Потом с пола до меня донеслось нечто невозможное: плаксивый, сдавленный звук, захлеб с тягучими гласными в конце. Говоруля пыталась заговорить.
Не хотела я глядеть, да глянула. Волосы у нее своротило в одну сторону, челюсть – в другую, казалось, на одной коже повисла. Окровавленные зубы сверкали на меня, вкруг них весь рот разбитый, слюни текут. То ли то губа, то ли лишь мясо на месте, где губа была?
– Не смей! – гаркнула я на нее. – Просто… просто не смей. Лежи себе.
Она забормотала, кровь запузырилась. Сплюнула сгусток зубного крошева у моих ботинок. А потом, будто и не слышала меня, как-то сумела…
– Йухуууу… Йууу. Дюнт. Й’дюнт… кнууух.
О, Боже, да заткнись ты и сдохни! Вслух же выпалила:
– Да я и знать не хочу.
– Бббахххх… – Словцо унеслось, почти стихло, прежде чем она снова начала: – Бахххх, бахххх… ттттт…
(однако)
Шум посильнее прервал ее, на этот раз изнутри зиккурата – шевеленье, треск. Кирпичи и куски кирпичей посыпались разом, как оползень, как лавина. Как раз тогда-то эти и появились, в тот самый момент, словно их позвали, в момент, когда дурно сложенная пирамида позади меня раскрылась, словно кокон, пыльное каменное семя проросло.

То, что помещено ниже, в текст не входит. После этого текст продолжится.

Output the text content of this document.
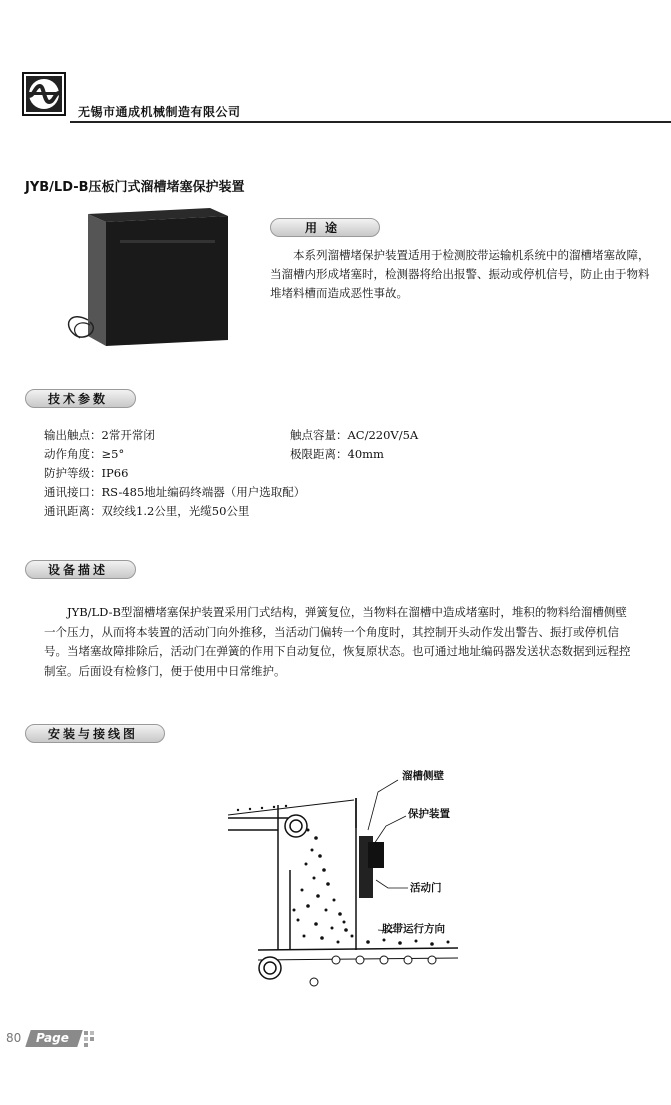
无锡市通成机械制造有限公司
JYB/LD-B压板门式溜槽堵塞保护装置
用途

本系列溜槽堵保护装置适用于检测胶带运输机系统中的溜槽堵塞故障，当溜槽内形成堵塞时，检测器将给出报警、振动或停机信号，防止由于物料堆堵料槽而造成恶性事故。

技术参数
输出触点：2常开常闭
动作角度：≥5°
防护等级：IP66
通讯接口：RS-485地址编码终端器（用户选取配）
通讯距离：双绞线1.2公里，光缆50公里
触点容量：AC/220V/5A
极限距离：40mm
设备描述

JYB/LD-B型溜槽堵塞保护装置采用门式结构，弹簧复位，当物料在溜槽中造成堵塞时，堆积的物料给溜槽侧壁一个压力，从而将本装置的活动门向外推移，当活动门偏转一个角度时，其控制开头动作发出警告、振打或停机信号。当堵塞故障排除后，活动门在弹簧的作用下自动复位，恢复原状态。也可通过地址编码器发送状态数据到远程控制室。后面设有检修门，便于使用中日常维护。

安装与接线图
溜槽侧壁
保护装置
活动门
胶带运行方向
80 Page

При том, что Говоруля все еще задыхалась у моих ног, изрыгая кровь и слизь, сдавленное бормотанье начиналось низко, резко взмывало в верха, какой-то шепчущий шорох (от него кожа мурашками шла), доносившийся ни с какой конкретно стороны или со всех сторон разом. Вокруг меня стены и стойки, казалось, размывало, пеной покрывало, как бутылку с пивом, когда крышку сковырнешь, над головой же крыша тьмы продолжала бурлить, но вот резкости прибавилось, и каждая черная точка вдруг оказалась насекомым сродни той твари, какую я раздавила. Прыская на асимметричных ножках, прыгая на покореженных и перепончатых крылышках, они налетали тысячами, десятками тысяч. Говоруля и я оказались в окружении – островками в приливной волне.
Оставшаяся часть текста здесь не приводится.